TK-BOM-Project/backend/app/utils/file_processor.py

"""
대용량 파일 처리 최적화 유틸리티
메모리 효율적인 파일 처리 및 청크 기반 처리
"""
import pandas as pd
import asyncio
from typing import Iterator, List, Dict, Any, Optional, Callable
from pathlib import Path
import tempfile
import os
from concurrent.futures import ThreadPoolExecutor
import gc

from .logger import get_logger
from ..config import get_settings

logger = get_logger(__name__)
settings = get_settings()


class FileProcessor:
    """대용량 파일 처리 최적화 클래스"""

    def __init__(self, chunk_size: int = 1000, max_workers: int = 4):
        self.chunk_size = chunk_size
        self.max_workers = max_workers
        self.executor = ThreadPoolExecutor(max_workers=max_workers)

    def read_excel_chunks(self, file_path: str, sheet_name: str = None) -> Iterator[pd.DataFrame]:
        """
        엑셀 파일을 청크 단위로 읽기

        Args:
            file_path: 파일 경로
            sheet_name: 시트명 (None이면 첫 번째 시트)

        Yields:
            DataFrame: 청크 단위 데이터
        """
        try:
            # 파일 크기 확인
            file_size = os.path.getsize(file_path)
            logger.info(f"엑셀 파일 처리 시작 - 파일: {file_path}, 크기: {file_size} bytes")

            # 전체 행 수 확인 (메모리 효율적으로)
            with pd.ExcelFile(file_path) as xls:
                if sheet_name is None:
                    sheet_name = xls.sheet_names[0]

                # 첫 번째 청크로 컬럼 정보 확인
                first_chunk = pd.read_excel(xls, sheet_name=sheet_name, nrows=self.chunk_size)
                total_rows = len(first_chunk)

                # 전체 데이터를 청크로 나누어 처리
                processed_rows = 0
                chunk_num = 0

                while processed_rows < total_rows:
                    try:
                        # 청크 읽기
                        chunk = pd.read_excel(
                            xls,
                            sheet_name=sheet_name,
                            skiprows=processed_rows + 1 if processed_rows > 0 else 0,
                            nrows=self.chunk_size,
                            header=0 if processed_rows == 0 else None
                        )

                        if chunk.empty:
                            break

                        # 첫 번째 청크가 아닌 경우 컬럼명 설정
                        if processed_rows > 0:
                            chunk.columns = first_chunk.columns

                        chunk_num += 1
                        processed_rows += len(chunk)

                        logger.debug(f"청크 {chunk_num} 처리 - 행 수: {len(chunk)}, 누적: {processed_rows}")

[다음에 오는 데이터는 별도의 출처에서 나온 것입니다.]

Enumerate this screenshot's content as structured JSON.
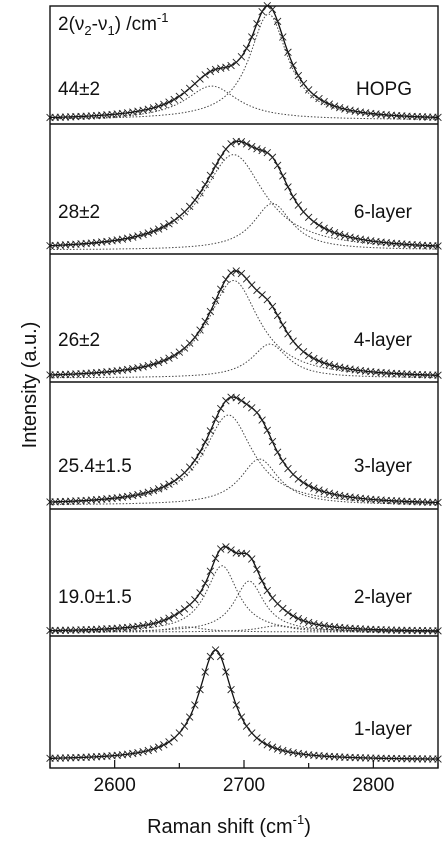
{
  "chart_data": {
    "type": "line",
    "header": {
      "prefix": "2(",
      "nu": "ν",
      "sub2": "2",
      "dash": "-",
      "sub1": "1",
      "suffix": ") /cm",
      "exp": "-1"
    },
    "xlabel": {
      "text": "Raman shift (cm",
      "exp": "-1",
      "close": ")"
    },
    "ylabel": "Intensity (a.u.)",
    "xlim": [
      2550,
      2850
    ],
    "x_ticks": [
      2600,
      2700,
      2800
    ],
    "panels": [
      {
        "label": "HOPG",
        "splitting": "44±2",
        "peaks": [
          {
            "center": 2719,
            "fwhm": 36,
            "height": 1.0
          },
          {
            "center": 2675,
            "fwhm": 50,
            "height": 0.32
          }
        ]
      },
      {
        "label": "6-layer",
        "splitting": "28±2",
        "peaks": [
          {
            "center": 2692,
            "fwhm": 58,
            "height": 0.9
          },
          {
            "center": 2722,
            "fwhm": 36,
            "height": 0.44
          }
        ]
      },
      {
        "label": "4-layer",
        "splitting": "26±2",
        "peaks": [
          {
            "center": 2692,
            "fwhm": 48,
            "height": 0.92
          },
          {
            "center": 2720,
            "fwhm": 34,
            "height": 0.32
          }
        ]
      },
      {
        "label": "3-layer",
        "splitting": "25.4±1.5",
        "peaks": [
          {
            "center": 2688,
            "fwhm": 46,
            "height": 0.9
          },
          {
            "center": 2712,
            "fwhm": 36,
            "height": 0.46
          }
        ]
      },
      {
        "label": "2-layer",
        "splitting": "19.0±1.5",
        "peaks": [
          {
            "center": 2683,
            "fwhm": 30,
            "height": 0.65
          },
          {
            "center": 2704,
            "fwhm": 28,
            "height": 0.5
          },
          {
            "center": 2655,
            "fwhm": 34,
            "height": 0.05
          },
          {
            "center": 2725,
            "fwhm": 34,
            "height": 0.06
          }
        ]
      },
      {
        "label": "1-layer",
        "splitting": "",
        "peaks": [
          {
            "center": 2678,
            "fwhm": 32,
            "height": 1.0
          }
        ]
      }
    ],
    "colors": {
      "line": "#111111",
      "fit": "#444444",
      "marker": "#222222"
    }
  }
}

                        yield chunk

                        # 메모리 정리
                        del chunk
                        gc.collect()

                    except Exception as e:
                        logger.error(f"청크 {chunk_num} 처리 중 오류: {e}")
                        break

                logger.info(f"엑셀 파일 처리 완료 - 총 {chunk_num}개 청크, {processed_rows}행 처리")

        except Exception as e:
            logger.error(f"엑셀 파일 읽기 실패: {e}")
            raise

    def read_csv_chunks(self, file_path: str, encoding: str = 'utf-8') -> Iterator[pd.DataFrame]:
        """
        CSV 파일을 청크 단위로 읽기

        Args:
            file_path: 파일 경로
            encoding: 인코딩 (기본: utf-8)

        Yields:
            DataFrame: 청크 단위 데이터
        """
        try:
            file_size = os.path.getsize(file_path)
            logger.info(f"CSV 파일 처리 시작 - 파일: {file_path}, 크기: {file_size} bytes")

            chunk_num = 0
            total_rows = 0

            # pandas의 chunksize 옵션 사용
            for chunk in pd.read_csv(file_path, chunksize=self.chunk_size, encoding=encoding):
                chunk_num += 1
                total_rows += len(chunk)

                logger.debug(f"CSV 청크 {chunk_num} 처리 - 행 수: {len(chunk)}, 누적: {total_rows}")

                yield chunk

                # 메모리 정리
                gc.collect()

            logger.info(f"CSV 파일 처리 완료 - 총 {chunk_num}개 청크, {total_rows}행 처리")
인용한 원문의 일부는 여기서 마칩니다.